If Bayaz took it he ignored it. ‘Such a shame we cannot see the little people struggle from afar. There is nothing quite like looking down upon a battle, and this is a large one, even in my experience. But the weather answers to no one.’ Bayaz grinned up into the increasingly solemn heavens. ‘A veritable storm! What drama, eh? What better accompaniment to a clash of arms?’
‘Did you call it up yourself just for the atmosphere?’
‘I wish I had the power. Only imagine, there could be thunder whenever I approached! In the Old Time my master, great Juvens, could call down lightning with a word, make a river flood with a gesture, summon a hoar frost with a thought. Such was the power of his Art.’ And he spread his hands wide, tipping his face into the rain and raising his staff towards the streaming heavens. ‘But that was long ago.’ He let his arms drop. ‘These days the winds blow their own way. Like battles. We who remain must work in a more … roundabout fashion.’
More hoofbeats, and a dishevelled young officer cantered from the murk ahead.
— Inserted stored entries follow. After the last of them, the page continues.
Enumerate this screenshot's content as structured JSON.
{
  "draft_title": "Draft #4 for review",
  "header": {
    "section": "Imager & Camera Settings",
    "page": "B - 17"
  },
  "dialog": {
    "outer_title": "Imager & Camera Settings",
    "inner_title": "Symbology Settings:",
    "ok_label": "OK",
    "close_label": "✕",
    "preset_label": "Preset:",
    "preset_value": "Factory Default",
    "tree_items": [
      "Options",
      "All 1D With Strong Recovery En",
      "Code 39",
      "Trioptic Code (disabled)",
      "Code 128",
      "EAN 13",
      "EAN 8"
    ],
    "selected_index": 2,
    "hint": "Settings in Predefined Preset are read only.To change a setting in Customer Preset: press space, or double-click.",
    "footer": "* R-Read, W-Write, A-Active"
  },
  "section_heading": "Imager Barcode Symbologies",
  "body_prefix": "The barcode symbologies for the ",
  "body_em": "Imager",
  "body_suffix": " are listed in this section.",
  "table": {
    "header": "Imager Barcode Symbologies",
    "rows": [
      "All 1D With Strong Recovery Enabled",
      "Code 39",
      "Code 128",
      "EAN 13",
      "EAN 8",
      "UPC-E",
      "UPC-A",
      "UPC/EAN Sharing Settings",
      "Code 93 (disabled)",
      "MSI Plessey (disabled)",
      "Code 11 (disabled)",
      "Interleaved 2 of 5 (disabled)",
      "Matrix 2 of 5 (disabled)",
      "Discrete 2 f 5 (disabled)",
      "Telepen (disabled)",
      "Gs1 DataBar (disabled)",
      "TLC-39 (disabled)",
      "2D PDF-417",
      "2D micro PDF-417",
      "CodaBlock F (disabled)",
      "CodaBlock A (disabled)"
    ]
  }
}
‘Report!’ demanded Felnigg at great volume, making Finree wonder how he had lasted so long without being punched in the face.
‘Jalenhorm’s men have flushed the enemy from the orchards,’ answered the messenger breathlessly, ‘and are climbing the slope at the double!’
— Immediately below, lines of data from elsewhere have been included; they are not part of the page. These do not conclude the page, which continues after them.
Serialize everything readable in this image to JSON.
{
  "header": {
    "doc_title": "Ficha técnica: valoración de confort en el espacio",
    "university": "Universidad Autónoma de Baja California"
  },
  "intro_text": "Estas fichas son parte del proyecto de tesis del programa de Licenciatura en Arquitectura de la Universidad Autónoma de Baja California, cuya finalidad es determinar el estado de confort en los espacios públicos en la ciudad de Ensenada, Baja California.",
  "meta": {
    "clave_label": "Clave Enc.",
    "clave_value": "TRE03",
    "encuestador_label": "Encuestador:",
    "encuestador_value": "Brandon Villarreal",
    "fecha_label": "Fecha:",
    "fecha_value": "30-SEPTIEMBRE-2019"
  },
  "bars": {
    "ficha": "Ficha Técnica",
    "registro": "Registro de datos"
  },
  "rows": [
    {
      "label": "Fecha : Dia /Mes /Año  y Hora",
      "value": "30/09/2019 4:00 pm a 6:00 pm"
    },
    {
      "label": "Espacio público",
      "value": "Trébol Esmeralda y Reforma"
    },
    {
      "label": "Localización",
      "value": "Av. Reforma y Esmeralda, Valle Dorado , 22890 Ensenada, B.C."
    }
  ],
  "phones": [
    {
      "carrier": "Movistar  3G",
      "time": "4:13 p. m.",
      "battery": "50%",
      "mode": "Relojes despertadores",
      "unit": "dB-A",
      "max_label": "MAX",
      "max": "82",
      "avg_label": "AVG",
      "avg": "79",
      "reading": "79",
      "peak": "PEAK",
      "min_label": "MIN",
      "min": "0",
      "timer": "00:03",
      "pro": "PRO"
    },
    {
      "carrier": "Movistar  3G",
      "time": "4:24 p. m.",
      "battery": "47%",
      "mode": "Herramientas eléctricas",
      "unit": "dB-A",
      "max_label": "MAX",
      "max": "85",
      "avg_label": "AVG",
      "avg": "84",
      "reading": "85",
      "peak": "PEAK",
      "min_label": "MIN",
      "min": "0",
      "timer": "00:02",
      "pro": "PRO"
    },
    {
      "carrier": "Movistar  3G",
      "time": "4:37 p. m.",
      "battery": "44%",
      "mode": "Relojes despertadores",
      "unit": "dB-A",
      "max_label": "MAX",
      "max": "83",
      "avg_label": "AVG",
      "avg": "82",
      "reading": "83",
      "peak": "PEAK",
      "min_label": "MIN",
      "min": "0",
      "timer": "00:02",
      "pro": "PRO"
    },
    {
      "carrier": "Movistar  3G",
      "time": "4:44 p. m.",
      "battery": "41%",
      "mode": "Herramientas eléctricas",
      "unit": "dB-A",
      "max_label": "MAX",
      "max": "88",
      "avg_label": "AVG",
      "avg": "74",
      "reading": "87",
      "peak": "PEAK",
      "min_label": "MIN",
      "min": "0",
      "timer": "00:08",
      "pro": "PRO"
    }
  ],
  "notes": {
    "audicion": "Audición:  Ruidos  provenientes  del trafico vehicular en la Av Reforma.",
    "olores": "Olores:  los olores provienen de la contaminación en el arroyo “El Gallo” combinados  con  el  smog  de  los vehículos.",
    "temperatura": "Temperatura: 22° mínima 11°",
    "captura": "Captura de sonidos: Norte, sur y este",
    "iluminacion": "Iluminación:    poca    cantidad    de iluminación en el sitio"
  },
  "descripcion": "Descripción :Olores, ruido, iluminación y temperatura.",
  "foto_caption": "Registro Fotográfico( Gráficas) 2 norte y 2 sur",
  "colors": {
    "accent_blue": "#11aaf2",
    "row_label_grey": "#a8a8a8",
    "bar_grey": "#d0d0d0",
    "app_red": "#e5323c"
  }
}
‘How far have they gone?’ asked Finree’s father.
‘When I last saw them they were well on the way up to the smaller stones. The Children. But whether or not they were able to take them—’
‘Heavy resistance?’
‘Becoming heavier.’
‘When did you leave them?’
‘I rode here with all despatch, sir, so perhaps a quarter of an hour ago?’
Finree’s father bared his teeth at the downpour. The outline of the hill the Heroes stood on was little more than a darker smudge in a curtain of grey. She could follow his thoughts. By now they might have captured the summit in glory, be engaged in furious combat, or have been bloodily driven off. Anyone or no one alive or dead, victorious or defeated. He spun on his heel. ‘Saddle my horse!’
Bayaz’ smugness was snuffed out like a candle flame. ‘I would advise against it. There is nothing you can do down there, Marshal Kroy.’
‘There is certainly nothing I can do up here, Lord Bayaz,’ said her father curtly, stepping past him and towards the horses. His staff followed, along with several guards, Felnigg snapping out orders in every direction, the headquarters suddenly alive with rattling activity.
‘Lord Marshal!’ shouted Bayaz. ‘I deem this unwise!’
Her father did not even turn. ‘By all means remain here, then.’ And he planted one boot in the stirrup and pulled himself up.
‘By the dead,’ hissed Bayaz under his breath.
Finree gave him a sickly smile. ‘It seems you may be called to the front after all. Perhaps you can see the little people struggle at first hand.’
The First of the Magi did not appear amused.